Kamis, 23 Desember 2010

Wajahmu Kepolisian?

     Mari mulai tulisan ini dengan cerita pendek Saya tentang pengalaman dengan institusi kepolisian. Hari itu sekitar bulan Juni 2010, penulis tengah melakukan perjalanan mengendarai sepeda motor di kota Purwokerto melalui jalan HR.Bunyamin terus melaju ke selatan hingga tiba di persimpangan (trafic light) Kebon Dalem, begitu warga kota akrab menyapanya. Selang beberapa detik, lampu hijau menyala penulis pun bergegas memacu sepeda motor berlajalan lurus ke arah Kebon Dalem, tanpa memerhatikan situasi sekitar. Tidak berapa lama setelah masuk ke ruas jalan sekitar Kebon Dalem, Penulis dihadang oleh seorang Polisi.

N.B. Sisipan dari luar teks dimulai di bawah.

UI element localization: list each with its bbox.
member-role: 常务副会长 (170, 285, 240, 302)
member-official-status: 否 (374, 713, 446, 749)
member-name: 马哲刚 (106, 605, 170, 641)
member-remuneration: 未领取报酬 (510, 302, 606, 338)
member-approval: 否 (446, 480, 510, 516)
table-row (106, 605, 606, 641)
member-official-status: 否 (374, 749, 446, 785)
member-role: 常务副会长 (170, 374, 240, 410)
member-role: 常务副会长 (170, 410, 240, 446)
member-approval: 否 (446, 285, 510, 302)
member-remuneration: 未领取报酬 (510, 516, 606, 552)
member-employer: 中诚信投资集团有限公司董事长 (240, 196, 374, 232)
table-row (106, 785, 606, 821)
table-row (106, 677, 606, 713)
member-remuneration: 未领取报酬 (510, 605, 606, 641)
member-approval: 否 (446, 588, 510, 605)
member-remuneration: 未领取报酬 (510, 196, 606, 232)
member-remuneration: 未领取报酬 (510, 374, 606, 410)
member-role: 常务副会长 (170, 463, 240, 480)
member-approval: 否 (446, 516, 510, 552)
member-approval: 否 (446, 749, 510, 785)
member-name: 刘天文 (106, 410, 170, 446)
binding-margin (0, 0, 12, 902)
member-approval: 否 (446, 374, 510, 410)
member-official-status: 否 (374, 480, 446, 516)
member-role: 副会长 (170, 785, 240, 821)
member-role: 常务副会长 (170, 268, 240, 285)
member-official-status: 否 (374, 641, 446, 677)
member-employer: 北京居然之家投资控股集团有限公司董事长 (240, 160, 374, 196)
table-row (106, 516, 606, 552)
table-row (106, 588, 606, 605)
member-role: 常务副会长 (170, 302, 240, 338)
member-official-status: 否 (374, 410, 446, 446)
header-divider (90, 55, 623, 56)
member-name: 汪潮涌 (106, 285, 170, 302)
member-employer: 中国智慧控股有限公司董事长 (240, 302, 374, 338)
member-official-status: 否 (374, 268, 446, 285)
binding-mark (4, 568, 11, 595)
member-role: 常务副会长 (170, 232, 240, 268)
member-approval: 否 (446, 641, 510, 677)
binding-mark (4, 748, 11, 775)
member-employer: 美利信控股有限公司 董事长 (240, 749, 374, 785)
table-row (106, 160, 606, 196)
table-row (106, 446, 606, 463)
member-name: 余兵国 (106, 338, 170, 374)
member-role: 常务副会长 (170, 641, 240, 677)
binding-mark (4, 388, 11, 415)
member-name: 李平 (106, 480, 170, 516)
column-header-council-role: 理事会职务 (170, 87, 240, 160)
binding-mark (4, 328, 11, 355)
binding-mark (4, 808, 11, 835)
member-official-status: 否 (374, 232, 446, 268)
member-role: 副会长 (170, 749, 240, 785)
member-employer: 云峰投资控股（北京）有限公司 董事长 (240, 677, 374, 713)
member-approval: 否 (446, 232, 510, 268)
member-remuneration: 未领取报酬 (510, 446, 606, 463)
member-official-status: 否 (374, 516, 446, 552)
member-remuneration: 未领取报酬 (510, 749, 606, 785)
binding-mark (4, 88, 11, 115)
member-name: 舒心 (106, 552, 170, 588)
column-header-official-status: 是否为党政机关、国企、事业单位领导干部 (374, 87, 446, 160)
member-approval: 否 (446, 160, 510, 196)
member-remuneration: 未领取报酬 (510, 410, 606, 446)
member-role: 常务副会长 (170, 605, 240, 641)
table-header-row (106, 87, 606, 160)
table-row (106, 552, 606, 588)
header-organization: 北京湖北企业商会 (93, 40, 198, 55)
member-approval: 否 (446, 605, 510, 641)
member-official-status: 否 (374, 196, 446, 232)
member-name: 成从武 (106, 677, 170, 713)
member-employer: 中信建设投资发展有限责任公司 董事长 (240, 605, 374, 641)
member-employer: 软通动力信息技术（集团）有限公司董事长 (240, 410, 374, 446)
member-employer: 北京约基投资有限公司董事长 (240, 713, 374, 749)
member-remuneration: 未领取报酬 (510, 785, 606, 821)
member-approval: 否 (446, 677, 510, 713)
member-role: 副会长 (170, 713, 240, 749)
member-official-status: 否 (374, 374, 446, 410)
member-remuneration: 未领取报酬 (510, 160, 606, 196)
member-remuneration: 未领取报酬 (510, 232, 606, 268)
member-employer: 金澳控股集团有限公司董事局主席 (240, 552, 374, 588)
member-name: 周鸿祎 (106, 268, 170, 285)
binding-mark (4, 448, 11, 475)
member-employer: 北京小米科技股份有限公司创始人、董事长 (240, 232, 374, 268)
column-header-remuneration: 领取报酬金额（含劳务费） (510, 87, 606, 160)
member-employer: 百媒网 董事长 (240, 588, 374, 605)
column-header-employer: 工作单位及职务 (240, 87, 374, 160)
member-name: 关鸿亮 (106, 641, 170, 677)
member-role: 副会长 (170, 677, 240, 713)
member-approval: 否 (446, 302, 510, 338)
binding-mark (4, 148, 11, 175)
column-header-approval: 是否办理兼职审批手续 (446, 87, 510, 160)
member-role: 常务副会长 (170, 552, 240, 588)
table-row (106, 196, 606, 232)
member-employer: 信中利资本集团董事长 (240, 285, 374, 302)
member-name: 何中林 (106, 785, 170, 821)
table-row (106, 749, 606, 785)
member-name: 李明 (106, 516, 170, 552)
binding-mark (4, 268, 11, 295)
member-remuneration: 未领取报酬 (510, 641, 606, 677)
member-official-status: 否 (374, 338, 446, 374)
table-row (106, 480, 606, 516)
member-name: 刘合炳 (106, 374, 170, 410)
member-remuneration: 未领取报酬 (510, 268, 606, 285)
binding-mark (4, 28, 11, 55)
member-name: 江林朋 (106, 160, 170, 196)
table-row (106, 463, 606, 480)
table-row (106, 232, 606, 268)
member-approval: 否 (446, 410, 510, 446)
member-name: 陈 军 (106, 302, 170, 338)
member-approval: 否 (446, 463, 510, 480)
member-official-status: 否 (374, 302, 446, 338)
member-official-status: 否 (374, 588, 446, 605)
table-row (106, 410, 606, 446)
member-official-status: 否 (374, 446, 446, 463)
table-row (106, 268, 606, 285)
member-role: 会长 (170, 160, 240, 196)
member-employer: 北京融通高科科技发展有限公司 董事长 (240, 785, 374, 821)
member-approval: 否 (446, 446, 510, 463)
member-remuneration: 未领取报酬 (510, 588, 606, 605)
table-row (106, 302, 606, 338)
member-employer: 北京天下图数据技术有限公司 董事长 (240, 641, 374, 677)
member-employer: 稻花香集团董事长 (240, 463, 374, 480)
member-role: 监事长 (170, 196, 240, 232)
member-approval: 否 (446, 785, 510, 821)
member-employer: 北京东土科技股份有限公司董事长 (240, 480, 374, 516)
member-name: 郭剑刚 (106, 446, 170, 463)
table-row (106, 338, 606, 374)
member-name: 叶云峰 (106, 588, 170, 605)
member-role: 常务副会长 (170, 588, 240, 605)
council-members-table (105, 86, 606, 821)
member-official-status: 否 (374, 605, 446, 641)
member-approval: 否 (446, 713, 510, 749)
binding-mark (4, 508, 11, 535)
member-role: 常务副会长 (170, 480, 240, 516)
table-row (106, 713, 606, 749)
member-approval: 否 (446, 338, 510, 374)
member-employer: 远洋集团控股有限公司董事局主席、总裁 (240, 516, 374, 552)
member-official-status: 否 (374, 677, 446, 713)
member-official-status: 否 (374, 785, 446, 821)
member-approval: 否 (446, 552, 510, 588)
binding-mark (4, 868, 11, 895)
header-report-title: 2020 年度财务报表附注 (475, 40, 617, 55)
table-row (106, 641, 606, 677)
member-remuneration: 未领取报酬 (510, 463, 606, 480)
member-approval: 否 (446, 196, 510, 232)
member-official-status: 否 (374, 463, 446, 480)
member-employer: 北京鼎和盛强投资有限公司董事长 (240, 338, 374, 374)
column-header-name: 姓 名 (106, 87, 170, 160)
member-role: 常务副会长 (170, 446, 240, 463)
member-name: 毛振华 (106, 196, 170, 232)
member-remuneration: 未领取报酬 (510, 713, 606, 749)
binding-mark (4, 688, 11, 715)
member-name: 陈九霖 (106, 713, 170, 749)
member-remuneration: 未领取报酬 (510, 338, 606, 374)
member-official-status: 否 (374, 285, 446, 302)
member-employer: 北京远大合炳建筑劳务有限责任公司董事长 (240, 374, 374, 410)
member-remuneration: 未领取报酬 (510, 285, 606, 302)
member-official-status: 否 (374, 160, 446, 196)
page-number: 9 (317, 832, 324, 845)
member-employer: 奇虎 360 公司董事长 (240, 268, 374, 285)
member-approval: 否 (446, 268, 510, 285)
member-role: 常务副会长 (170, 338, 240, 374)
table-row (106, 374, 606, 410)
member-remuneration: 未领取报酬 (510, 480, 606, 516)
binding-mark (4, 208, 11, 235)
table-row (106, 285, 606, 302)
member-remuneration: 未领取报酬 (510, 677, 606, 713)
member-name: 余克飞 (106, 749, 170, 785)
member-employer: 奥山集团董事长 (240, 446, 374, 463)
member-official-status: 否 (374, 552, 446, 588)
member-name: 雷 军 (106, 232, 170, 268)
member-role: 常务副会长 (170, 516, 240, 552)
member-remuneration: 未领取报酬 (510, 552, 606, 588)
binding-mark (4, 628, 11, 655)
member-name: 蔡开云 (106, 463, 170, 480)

Polisi tersebut bertanya, “apa anda tahu pelanggaran yang anda lakukan?”. dengan yakin Saya katakan “tidak tahu Pak”. “Anda melanngar, ini kan ferboden!”, dengan nada keras Polisi itu menyadarkan bahwa ini memang jalan yang terlarang untuk dilalui. Sebagai warga pendatang yang belum genap 6 bulan tinggal di Kota tersebut, Penulis merasa wajar untuk tidak mengetahuinya dan bersedia menerima sanksi. Proses pemberian sanksi pun terjadi dengan pmberian surat tilang lengkap dengan jadwal persidangan yang akan digelar. Mengejutkan, pada saat penulis mencoba untuk ingkar dengan menolak untuk masuk dalam proses persidangan, oknum Polisi tersebut menawarkan sejumlah daftar harga layaknya menu restoran dengan spesifikasi pelanggaran dengan jumlah uang yang harus dibayarkan jika seseorang menolak masuk dalam proses persidangan. Singkatnya, Penulis harus membayar Rp 120.000 jika ingin proses ini yang dipilih. Penulis pun memberikan sejumlah Rp 120.000 dan perkara selesai. Penulis dapat kembali melanjutkan perjalanan.

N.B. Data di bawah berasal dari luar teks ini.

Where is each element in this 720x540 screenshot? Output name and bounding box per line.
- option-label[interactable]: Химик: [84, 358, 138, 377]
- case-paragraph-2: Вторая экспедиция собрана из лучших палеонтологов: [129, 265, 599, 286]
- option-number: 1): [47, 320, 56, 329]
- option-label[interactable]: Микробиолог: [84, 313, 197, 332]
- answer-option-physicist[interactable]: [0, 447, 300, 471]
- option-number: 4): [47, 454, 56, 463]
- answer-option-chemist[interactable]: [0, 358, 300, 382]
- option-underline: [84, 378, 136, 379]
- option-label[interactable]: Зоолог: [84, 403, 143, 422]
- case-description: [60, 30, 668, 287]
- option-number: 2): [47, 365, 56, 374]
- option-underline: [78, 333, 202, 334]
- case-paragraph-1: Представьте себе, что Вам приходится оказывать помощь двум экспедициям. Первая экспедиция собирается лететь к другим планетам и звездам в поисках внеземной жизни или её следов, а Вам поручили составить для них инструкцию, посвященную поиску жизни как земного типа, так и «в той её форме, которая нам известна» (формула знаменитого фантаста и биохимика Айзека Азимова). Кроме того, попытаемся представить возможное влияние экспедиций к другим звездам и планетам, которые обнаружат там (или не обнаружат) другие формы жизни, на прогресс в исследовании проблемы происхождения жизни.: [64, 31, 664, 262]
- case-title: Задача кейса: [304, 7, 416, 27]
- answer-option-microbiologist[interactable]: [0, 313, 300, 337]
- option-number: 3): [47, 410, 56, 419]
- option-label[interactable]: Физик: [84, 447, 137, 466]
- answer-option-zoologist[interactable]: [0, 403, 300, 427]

            Ironi. Setengah abad lebih Kepolisian RI berdiri dan masalah semacam ini belum juga mendapatkan jawaban. Reformasi administrasi di tubuh Kepolisian bukan hal baru rasanya di kalangan elit dan di telinga kaum akademisi, namun apa yang sesungguhnya dilakukan dalam program reformasi Kepolisian?, pertanyaan ini mungkin terjawab jika salah satu ukurannya adalah administrasi di jalan umum. Pengalaman penulis telah menunjukkan bahwa administrasi atas sistem tidak bisa berjalan sebagaimana mestinya. Patut pula diakui, bahwa dalam cerita tadi terdapat upaya penulis untuk ingkar, akan tetapi manakala seorang polisi sebagai bagian dari sistem melaksanakan fungsinya dengan baik, tentu 120.000 bagi penulis dan 120.000 bagiyang lain tidak akan terjadi.

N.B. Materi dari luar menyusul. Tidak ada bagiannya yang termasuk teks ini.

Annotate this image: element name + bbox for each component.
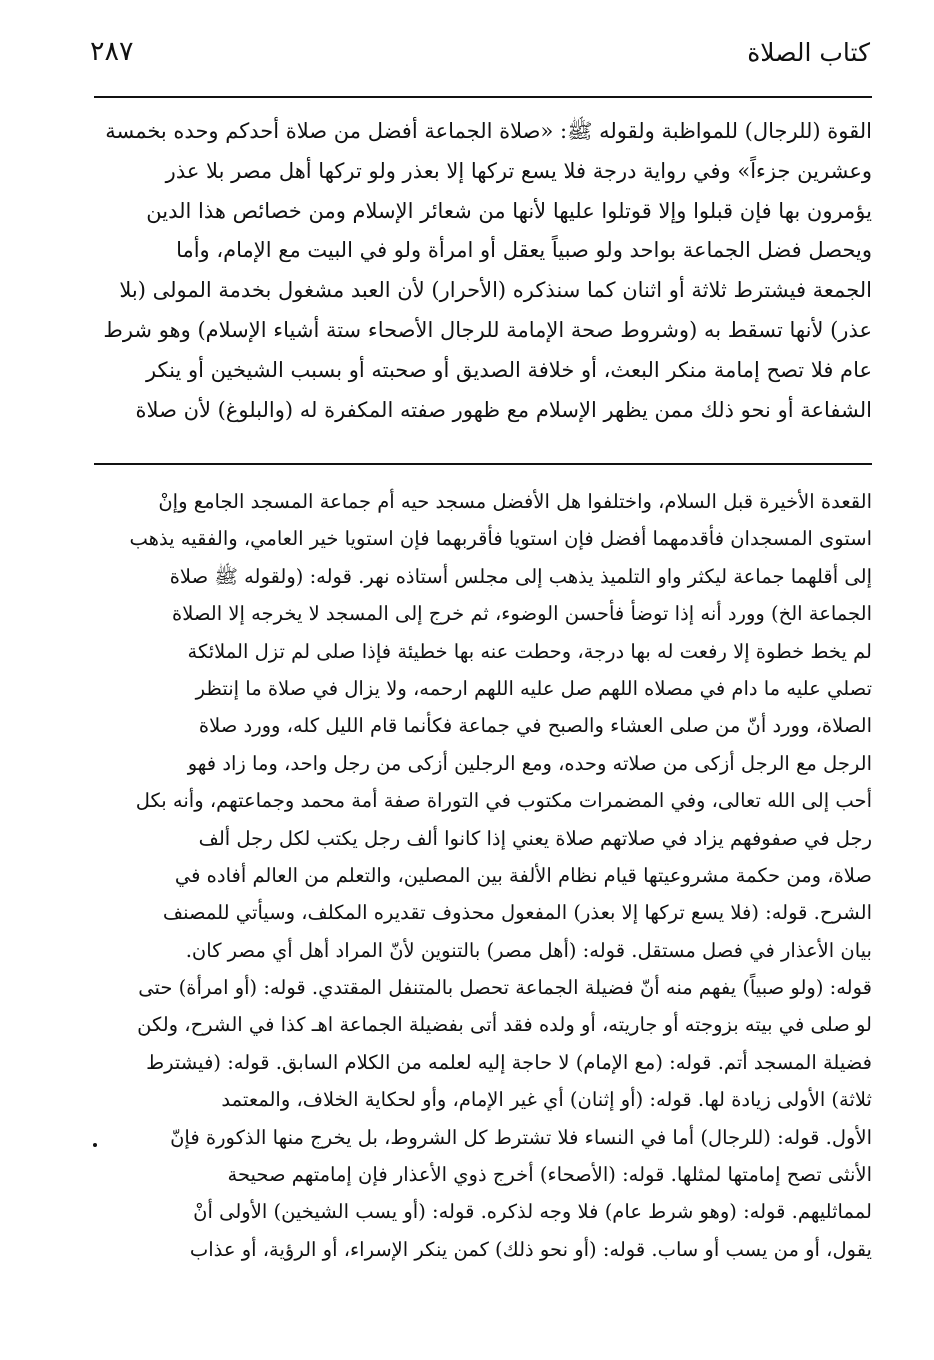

            Berbicara reformasi Kepolisian, penggunaan sistem informasi berbasis Information Tecnology mungkin suatu hal yang tidak bisa ditawar-tawar lagi. Akan berbeda tentunya, manakala kasus yang dialami penulis tadi langsung diinput melalui proses teknologi dan masuk langsung ke daftar sidang di Pengadilan Negeri setempat. Tentunya kemungkinan terjadi penyimpangan semacam itu akan makin dapat ditekan.